I want to prove that $H: \Bbb R \to \Bbb R$ is of class $\mathcal C^{\infty}$, with $H$ defined by: $$H(x) = \left\{\begin{align} &h(x) = e^{\frac{-1}{x^2}}\,, \qquad x\neq 0 \\ &0\,, \qquad\qquad\qquad\,\, x = 0\end{align}\right.$$
Now, I conjecture an expression for the $n^{\text{th}}$ derivative: $$H^{(n)}(x) = \left\{\begin{align} &h^{(n)}(x)\,, \qquad x\neq 0 \\ &0\,, \qquad\qquad\,\,\, x = 0\end{align}\right.$$
The truth of this conjecture will rely on $$\lim_{t\to 0}\frac{H^{(n-1)}(t)-H^{(n-1)}(0)}{t} = 0$$ so this is what I will try to prove, by induction. The case $n = 1$ is quite simple and indeed is correct, so now I assume that $$\lim_{t\to 0}\frac{H^{(k-1)}(t)-H^{(k-1)}(0)}{t} = 0\,, \forall\, 2\leq k\lt n-1$$
We use this to calculate the limit: $$\lim_{t\to 0}\frac{H^{(n-1)}(t)-H^{(n-1)}(0)}{t}= \lim_{t\to 0}\frac{H^{(n-1)}(t)-\lim_{s\to 0}\frac{H^{(n-2)}(s)-H^{(n-2)}(0)}{s}}{t} = \lim_{t\to 0}\frac{H^{(n-1)}(t)}{t}$$
From the definition of $H$, this is actually equal to $$\lim_{t\to 0}\frac{h^{(n-1)}(t)}{t}$$
This way, the problem is reduced to showing that the above limit is zero.
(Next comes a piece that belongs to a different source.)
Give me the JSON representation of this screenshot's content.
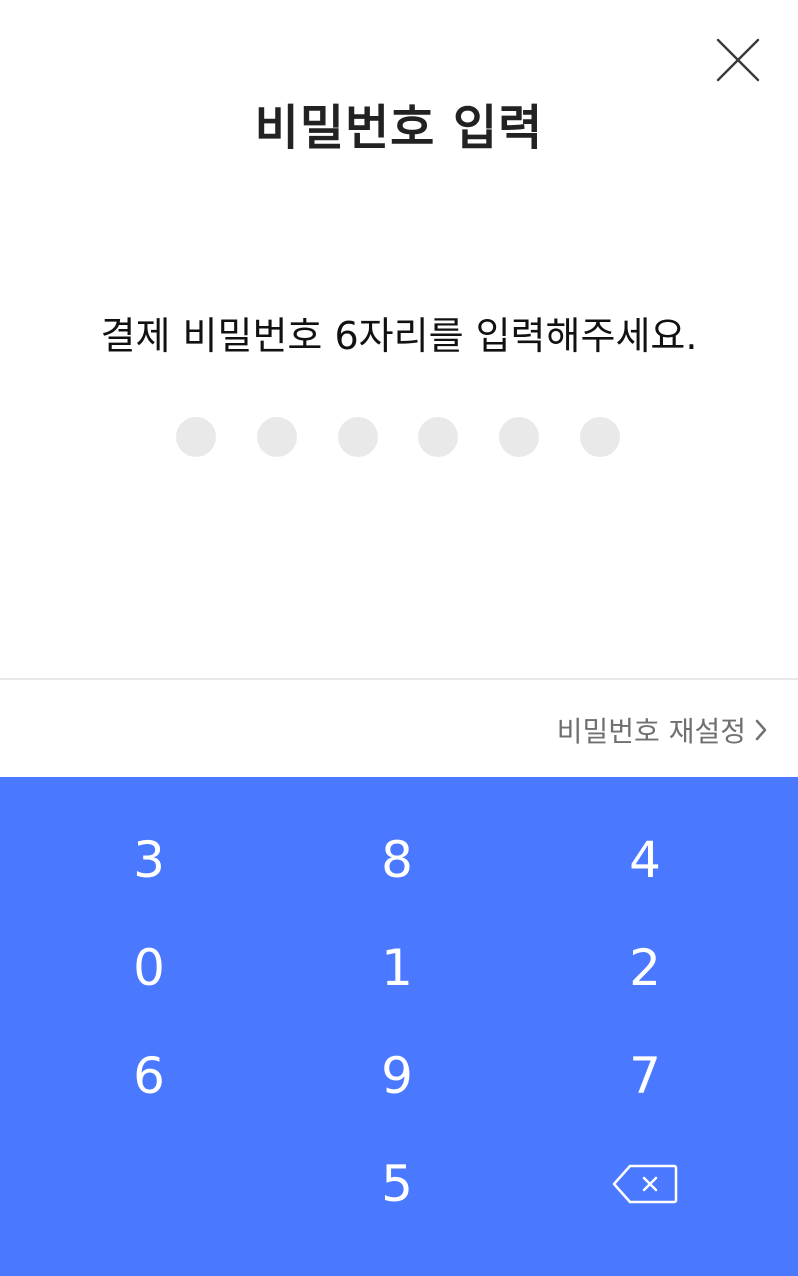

Another easy enough inductive proof shows that $$h^{(n)}(x) = h^{(n-1)}(x) + h'(x)$$
Proceeding again by induction: $$\lim_{t\to 0}\frac{h^{(n-1)}(t)}{t} = \lim_{t\to 0}\frac{h^{(n-2)}(t) + h'(t)}{t} = 0 + 0 = 0,$$ since the induction hypothesis was $h^{(k)}(0) = 0$ for smaller $k$.
Is this correct?